Wer sich für Translational Medicine an der Universität Würzburg entscheidet, sollte sich auf ein forschungsintensives Studium mit hohem Praktikumsanteil einstellen und bereits Vorwissen aus einem naturwissenschaftlichen oder medizinnahen Erststudium mitbringen, da das Auswahlverfahren entsprechende Vorkenntnisse voraussetzt.
Der Studiengang setzt aufgrund des Auswahlverfahrens ein fachlich passendes naturwissenschaftliches oder medizinnahes Erststudium voraus, da die Module direkt auf translationale und biomedizinische Grundlagen aufbauen.
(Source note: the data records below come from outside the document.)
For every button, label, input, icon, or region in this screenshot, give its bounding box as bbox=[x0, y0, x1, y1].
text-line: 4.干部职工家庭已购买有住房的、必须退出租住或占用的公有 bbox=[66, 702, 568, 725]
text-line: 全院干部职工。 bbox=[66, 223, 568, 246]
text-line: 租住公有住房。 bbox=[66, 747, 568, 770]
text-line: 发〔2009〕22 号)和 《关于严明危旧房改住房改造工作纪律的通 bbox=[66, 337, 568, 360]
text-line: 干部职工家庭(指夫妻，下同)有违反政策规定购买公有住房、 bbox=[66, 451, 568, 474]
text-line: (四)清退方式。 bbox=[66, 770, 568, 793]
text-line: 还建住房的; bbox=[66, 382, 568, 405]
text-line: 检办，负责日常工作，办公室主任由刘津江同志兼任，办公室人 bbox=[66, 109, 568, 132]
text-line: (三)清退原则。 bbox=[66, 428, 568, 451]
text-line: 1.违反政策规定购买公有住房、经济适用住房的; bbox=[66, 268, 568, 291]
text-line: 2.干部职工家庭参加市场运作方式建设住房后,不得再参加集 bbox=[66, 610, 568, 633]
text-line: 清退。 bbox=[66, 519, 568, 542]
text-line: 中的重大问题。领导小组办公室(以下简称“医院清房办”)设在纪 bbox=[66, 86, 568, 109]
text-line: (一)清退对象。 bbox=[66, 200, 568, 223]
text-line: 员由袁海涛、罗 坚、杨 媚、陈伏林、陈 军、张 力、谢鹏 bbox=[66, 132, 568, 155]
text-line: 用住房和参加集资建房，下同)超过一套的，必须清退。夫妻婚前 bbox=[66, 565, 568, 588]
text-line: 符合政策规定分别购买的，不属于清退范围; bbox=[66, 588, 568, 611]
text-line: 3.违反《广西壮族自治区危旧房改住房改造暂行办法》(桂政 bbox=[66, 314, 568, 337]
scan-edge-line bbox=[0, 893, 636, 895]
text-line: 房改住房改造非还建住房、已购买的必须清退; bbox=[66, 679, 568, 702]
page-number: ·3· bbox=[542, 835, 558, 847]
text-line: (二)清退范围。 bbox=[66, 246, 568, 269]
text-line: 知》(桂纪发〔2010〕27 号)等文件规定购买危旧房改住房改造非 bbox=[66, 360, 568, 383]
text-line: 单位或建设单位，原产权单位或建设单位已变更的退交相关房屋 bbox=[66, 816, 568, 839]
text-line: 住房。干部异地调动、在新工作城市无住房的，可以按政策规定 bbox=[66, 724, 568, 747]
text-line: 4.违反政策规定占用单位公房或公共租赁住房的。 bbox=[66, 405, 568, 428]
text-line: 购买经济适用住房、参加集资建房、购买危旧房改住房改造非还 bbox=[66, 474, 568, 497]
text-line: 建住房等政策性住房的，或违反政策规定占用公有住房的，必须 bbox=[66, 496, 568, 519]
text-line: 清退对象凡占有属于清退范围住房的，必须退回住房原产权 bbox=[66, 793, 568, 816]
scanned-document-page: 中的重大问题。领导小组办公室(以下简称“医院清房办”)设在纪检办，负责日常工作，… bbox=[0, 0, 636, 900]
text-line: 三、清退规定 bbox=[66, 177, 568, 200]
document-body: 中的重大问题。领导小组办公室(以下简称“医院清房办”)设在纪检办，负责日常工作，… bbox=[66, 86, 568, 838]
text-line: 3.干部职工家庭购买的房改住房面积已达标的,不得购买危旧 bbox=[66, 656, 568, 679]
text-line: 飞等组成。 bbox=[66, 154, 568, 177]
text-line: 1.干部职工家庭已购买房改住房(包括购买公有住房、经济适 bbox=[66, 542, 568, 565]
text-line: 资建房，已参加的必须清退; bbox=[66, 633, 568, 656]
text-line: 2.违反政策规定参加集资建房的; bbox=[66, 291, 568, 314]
Durch das Forschungspraktikum I sammeln Studierende bereits während des Studiums eigene Erfahrung in translationalen Forschungsprojekten, oft in Kooperation mit dem Universitätsklinikum Würzburg.
Absolvent:innen finden Anknüpfungspunkte in der biomedizinischen Forschung, in klinischen Studienzentren sowie in der pharmazeutischen Industrie, wo Wissen aus Labor und Klinik zusammengeführt wird.
Die enge Verbindung von Universität und Universitätsklinikum sowie die biomedizinische Forschungslandschaft der Stadt schaffen ein Umfeld, das translationale Fragestellungen direkt erfahrbar macht.